Gov't won't increase electricity to Gaza

Vice premier Shalom refuses Blair's request to increase output.

Blair 311 (photo credit: Ariel Jerozolimski)
Blair 311
(photo credit: Ariel Jerozolimski)
Israel has balked at a request to boost the amount of electricity it supplies to the Gaza Strip on the grounds that it does not want to cooperate with the Hamas government there.
Quartet representative Tony Blair made the request on Monday at a meeting with Vice Premier Silvan Shalom, on behalf of the Palestinian Authority, Blair’s spokesman confirmed to The Media Line.
RELATED:Gaza electrical station stops operatingAnalysis: Is there a humanitarian crisis in Gaza?
“Mr. Blair did raise this issue and asked for an increase to the electricity output to Gaza,” the spokesman said.
“Mr. Blair raised the issue at the request of the Palestinian Energy Authority in the Palestinian Authority. Our discussions are ongoing.”
Since the beginning of the year, Gaza has been experiencing power cuts – sometimes lasting for eight to 10 hours – due to a shortage of industrial fuel to power the turbines at the only electricity power plant in the Gaza Strip, located near the Nuseirat refugee camp. Israel supplies Gaza with about 60 percent of its electricity.
Blair’s appeal encountered a cold refusal from Shalom, who is also the minister for regional development.
“I expect the international community to pressure Hamas into accepting the Quartet’s conditions,” Shalom said in a press release published by his office following the meeting. “I regard Hamas as responsible for the suffering of residents in the Gaza Strip.
Israel cannot afford to cooperate with a terror organization that wishes to annihilate it.”
Shalom’s spokeswoman Lee Gat said the statement should not have been understood as an outright refusal of the PA request, but rather as Shalom’s general approach regarding cooperation with Hamas.
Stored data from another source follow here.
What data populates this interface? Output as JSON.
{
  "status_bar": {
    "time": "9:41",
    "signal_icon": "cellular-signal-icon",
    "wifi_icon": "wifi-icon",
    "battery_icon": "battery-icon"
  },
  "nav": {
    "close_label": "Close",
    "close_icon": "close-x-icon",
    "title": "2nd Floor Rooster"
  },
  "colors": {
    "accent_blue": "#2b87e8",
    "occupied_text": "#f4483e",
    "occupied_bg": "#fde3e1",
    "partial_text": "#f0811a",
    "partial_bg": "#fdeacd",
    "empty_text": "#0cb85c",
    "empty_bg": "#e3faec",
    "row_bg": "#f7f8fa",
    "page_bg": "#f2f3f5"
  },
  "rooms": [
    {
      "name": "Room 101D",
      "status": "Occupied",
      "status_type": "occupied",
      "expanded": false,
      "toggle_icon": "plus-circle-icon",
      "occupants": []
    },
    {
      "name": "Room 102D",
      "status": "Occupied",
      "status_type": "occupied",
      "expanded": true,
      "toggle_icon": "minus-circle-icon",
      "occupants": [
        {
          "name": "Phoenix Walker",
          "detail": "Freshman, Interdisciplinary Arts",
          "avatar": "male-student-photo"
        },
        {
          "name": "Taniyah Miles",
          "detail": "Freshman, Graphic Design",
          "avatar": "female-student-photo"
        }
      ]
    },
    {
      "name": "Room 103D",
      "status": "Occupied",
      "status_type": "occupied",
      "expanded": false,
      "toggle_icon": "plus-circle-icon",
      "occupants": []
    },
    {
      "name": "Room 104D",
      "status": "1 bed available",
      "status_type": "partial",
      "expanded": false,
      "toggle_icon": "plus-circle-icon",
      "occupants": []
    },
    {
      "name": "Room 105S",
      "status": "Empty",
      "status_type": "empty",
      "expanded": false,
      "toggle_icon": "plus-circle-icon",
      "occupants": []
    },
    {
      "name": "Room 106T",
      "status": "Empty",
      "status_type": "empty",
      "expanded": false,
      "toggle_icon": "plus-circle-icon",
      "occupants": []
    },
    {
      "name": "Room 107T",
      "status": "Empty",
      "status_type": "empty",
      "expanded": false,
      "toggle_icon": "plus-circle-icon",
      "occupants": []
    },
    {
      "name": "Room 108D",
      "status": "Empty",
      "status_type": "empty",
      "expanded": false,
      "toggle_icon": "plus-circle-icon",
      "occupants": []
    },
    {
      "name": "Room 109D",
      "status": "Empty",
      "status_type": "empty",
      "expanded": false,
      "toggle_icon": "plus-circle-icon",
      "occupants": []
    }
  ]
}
Israel supplies Gaza with 120 megawatts of electricity through 10 power lines.
Hala Zibda of the Palestinian Energy and Natural Resources Authority in Gaza said that the request for additional electricity was sent from the office of PA Prime Minister Salam Fayyad in Ramallah, since no direct contact existed between the Israeli government and Hamas.
“In 2005, Israel signed an agreement with the Palestinian Authority to provide electricity to Gaza through a new power line, No. 161. The Palestinian Authority even paid part of the sum for its construction, but the Israelis never implemented the agreement,” Zibda said.
In June, Blair held a joint press conference with Prime Minister Binyamin Netanyahu following an Israeli government decision to loosen the ban on materials entering the Gaza Strip. “Over these coming months we need to improve life in Gaza,” Blair said at that event.
Meanwhile, arrangements have been made to keep the electricity flowing after the Gaza Electricity Distribution Company finally paid its bill for diesel fuel to the PA. The money for the bill was raised by a cut in the salaries of PA civil servants.
Fayyad announced on Tuesday the transfer of 320,000 liters of diesel fuel a day into Gaza for a period of five days.
The breakthrough in Gaza’s prolonged energy crisis was made possible after the Gaza Electricity Distribution Company paid $2 million to the account of the Energy Authority in Ramallah.
According to the Palestinian NGO network, 600,000 liters of industrial diesel entered Gaza on Wednesday, meant to fuel two of Gaza’s four power turbines.
“Tonight at five o’clock Gaza will be illuminated!” said Amjad al-Shawwa, head of the Palestinian NGO Network.
Shawwa added that 600,000 more liters were scheduled to enter Gaza on Thursday, covering Gaza’s energy demand over the weekend when border crossings with Israel were closed.
“The Hamas government and the Palestinian Authority also agreed to pressure Israel into completing the construction of power line 161, which would add between 30 and 50 megawatts to Gaza’s power grid,” Shawwa said. “This, together with importing natural gas, would mean developments on the strategic level.”
Shawwa said the PA had paid Israel NIS 7m. for power line 161 in 2005, but it was never built due to Hamas’s takeover of the Gaza Strip in June 2007 and Israel’s policy not to strengthen the rule of Hamas.